It's A Dinner Invitation — Not A Diner Menu!

Dinner party with Synne and Mike
Image by Elin B via Flickr

Great New York Times rant today about the total PITA that some spoiled guests have turned into these days. If you’re someone who loves to cook and to entertain, there are few things more annoying and depressing than the hand-flapping dictum “We don’t eat…”, preceding a princess-y list some people now subject their hosts to before deigning to eat a free meal lovingly prepared.

A few months ago, which really put us off our game for a while afterward, we prepared a terrific salmon recipe from Gourmet. “We don’t eat fish,” the 30-ish married couple, she a friend since she was once of my students years earlier, announced as they sat down. Um, well, that’s actually what’s for dinner. Eat more vegetables and bread, slurp down a little extra wine, and deal.

Your host/ess has worked long and hard, happily, to make an evening s/he hopes will be pleasant and convivial. Turning up your nose at those efforts is just plain rude.

We had a slightly older couple over for dinner this weekend for the first time, always a slightly nervous endeavor these days in light of such fussiness.  I asked my standard question before planning the menu about their food allergies or really strong food dislikes. “We eat everything,” she said. And, bless ’em, including seconds, they did.

3 thoughts on “It's A Dinner Invitation — Not A Diner Menu!

  1. fairlingtonblade

    It wouldn’t seem a bad idea that before inviting someone over for dinner, possibly saying that you were planning on making fish? In such a case where a misunderstanding has occurred, I’d probably boil a pot of water and make some pasta. Though if you had some good cheese around, I’d happily dive in.

    I usually host Thanksgiving dinner for friends and have a few vegetarians (well, pescetarians) in the mix. So, I make a vegetarian gravy (one year I did the real thing and a mushroom gravy), I prefer to do the stuffing outside the bird for safety reasons so that’s easy, and I add an extra course. One year, it was saag paneer (I love Indian food) and then I hit upon roasting a rockfish while the bird roasts. It’s a little extra expense and bother, but not too bad and I enjoy the company.

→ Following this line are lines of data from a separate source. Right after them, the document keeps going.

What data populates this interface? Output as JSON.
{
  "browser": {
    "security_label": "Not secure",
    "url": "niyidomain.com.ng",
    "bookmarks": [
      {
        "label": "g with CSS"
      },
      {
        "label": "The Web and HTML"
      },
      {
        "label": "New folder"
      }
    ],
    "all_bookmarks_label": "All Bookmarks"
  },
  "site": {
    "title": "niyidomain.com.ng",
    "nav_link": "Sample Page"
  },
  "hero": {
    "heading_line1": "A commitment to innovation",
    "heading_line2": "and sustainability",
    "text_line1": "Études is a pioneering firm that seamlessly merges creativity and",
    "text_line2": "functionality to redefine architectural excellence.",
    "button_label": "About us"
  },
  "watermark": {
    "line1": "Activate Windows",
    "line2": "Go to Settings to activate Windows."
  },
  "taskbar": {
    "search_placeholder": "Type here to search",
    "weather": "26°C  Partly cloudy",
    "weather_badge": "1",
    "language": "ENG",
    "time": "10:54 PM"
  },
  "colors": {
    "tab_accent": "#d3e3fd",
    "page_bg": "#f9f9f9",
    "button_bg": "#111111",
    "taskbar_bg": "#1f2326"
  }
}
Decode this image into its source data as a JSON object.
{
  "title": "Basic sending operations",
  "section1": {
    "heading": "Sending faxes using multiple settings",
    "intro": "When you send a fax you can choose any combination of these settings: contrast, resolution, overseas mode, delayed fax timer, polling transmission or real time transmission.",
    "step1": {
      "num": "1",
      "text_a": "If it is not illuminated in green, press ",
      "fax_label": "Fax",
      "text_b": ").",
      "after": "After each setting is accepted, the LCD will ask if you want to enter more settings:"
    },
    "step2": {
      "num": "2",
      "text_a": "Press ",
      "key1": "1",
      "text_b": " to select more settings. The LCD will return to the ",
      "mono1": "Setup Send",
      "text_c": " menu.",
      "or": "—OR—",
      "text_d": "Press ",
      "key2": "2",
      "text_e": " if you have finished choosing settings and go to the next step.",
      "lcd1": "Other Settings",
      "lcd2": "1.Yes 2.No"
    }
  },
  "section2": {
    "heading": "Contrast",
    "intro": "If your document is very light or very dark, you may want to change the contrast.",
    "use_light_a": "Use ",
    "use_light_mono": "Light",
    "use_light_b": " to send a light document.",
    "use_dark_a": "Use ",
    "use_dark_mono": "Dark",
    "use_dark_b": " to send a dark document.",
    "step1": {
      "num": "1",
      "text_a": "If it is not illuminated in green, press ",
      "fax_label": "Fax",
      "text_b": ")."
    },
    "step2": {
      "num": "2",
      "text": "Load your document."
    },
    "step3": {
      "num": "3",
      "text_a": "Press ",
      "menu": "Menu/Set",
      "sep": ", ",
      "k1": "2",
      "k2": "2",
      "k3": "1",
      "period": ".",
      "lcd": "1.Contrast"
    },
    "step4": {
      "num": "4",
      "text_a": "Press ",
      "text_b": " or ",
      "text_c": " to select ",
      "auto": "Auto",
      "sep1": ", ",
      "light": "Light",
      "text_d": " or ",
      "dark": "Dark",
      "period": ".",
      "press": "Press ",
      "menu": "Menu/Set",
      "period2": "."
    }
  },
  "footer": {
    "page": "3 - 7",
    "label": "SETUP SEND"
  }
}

    If it gets to the point where a spreadsheet is required, I suggest ordering Chinese takeout.


  2. Caitlin Kelly

    Great ideas, thanks! We always have other things in the house we can serve — soup, pasta, usually some cheese. I was just shocked that anyone would say it so flatly; and we did, of course, make something else for them.

  3. datajunkie

    I’ve got rabbits (vegetarians) and a lactose intolerant at Thanksgiving most years. For a big meal like that there are enough different dishes that I just make sure everyone can eat at least half of what’s there, and then tell them to bring what they like to complete it. I’ve also cooked ‘kosher-style’ and for the glucose intolerant (thank god not all at once). Most recipes can be altered slightly, like cooking all the mashed potatoes together and then doing half with butter and milk and the other half with chicken stock. I’ve learned to include on invitations to RSVP with a head count and any dietary restrictions, which seems to help. None of that is to say that your guests couldn’t have found a more tactful way to excuse themselves. Did they give a reason? Mercury concerns, or an allergy?